Song Meaning
The lyrics paint a picture of a profound, almost spiritual shift following a "new resurrection of love," where the narrator claims to see "signs everywhere" and finally understand hidden "secrets and dreams." This initial sense of clarity and revelation, however, takes a sharp turn. The narrator describes being "suddenly plunged in the dark," suggesting that this newfound understanding or experience has exposed a darker, more primal aspect of the self, a "beast that goes bump in the night."
The core tension lies between this initial hopeful awakening and the subsequent descent into profound despair. The "endless nights" and "scars on scars" that "will never heal" speak to a deep, persistent suffering. This pain is described as "relentless" and torturous, creating a stark contrast with the earlier "resurrection of love" and the narrator's attempts to deny its reality by pretending "it ain't real."
The most striking aspect of the writing is the devastating punchline: "it only hurts… only when I feel." This final realization is a masterclass in dark irony. It suggests that the narrator's suffering is so profound that the only time it manifests is when they are truly experiencing emotion, implying that a state of numbness or emotional detachment is the only respite from the pain. The "resurrection of love" may have brought clarity, but it also seems to have reopened old wounds, making genuine feeling the source of agony.
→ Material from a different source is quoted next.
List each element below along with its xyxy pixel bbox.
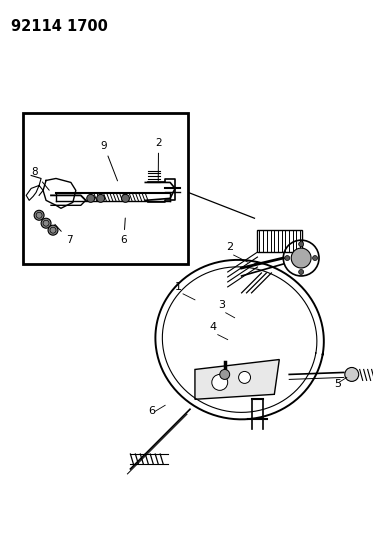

This lyrical construction is effective because it grounds an abstract emotional crisis in concrete, albeit bleak, imagery. The shift from spiritual "signs" to the visceral "beast" and the final, self-inflicted paradox of pain tied to feeling creates a powerful, unsettling portrait of emotional vulnerability. The narrator isn't just sad; they've discovered that their capacity to feel, once perhaps a source of joy, is now the very mechanism of their torment.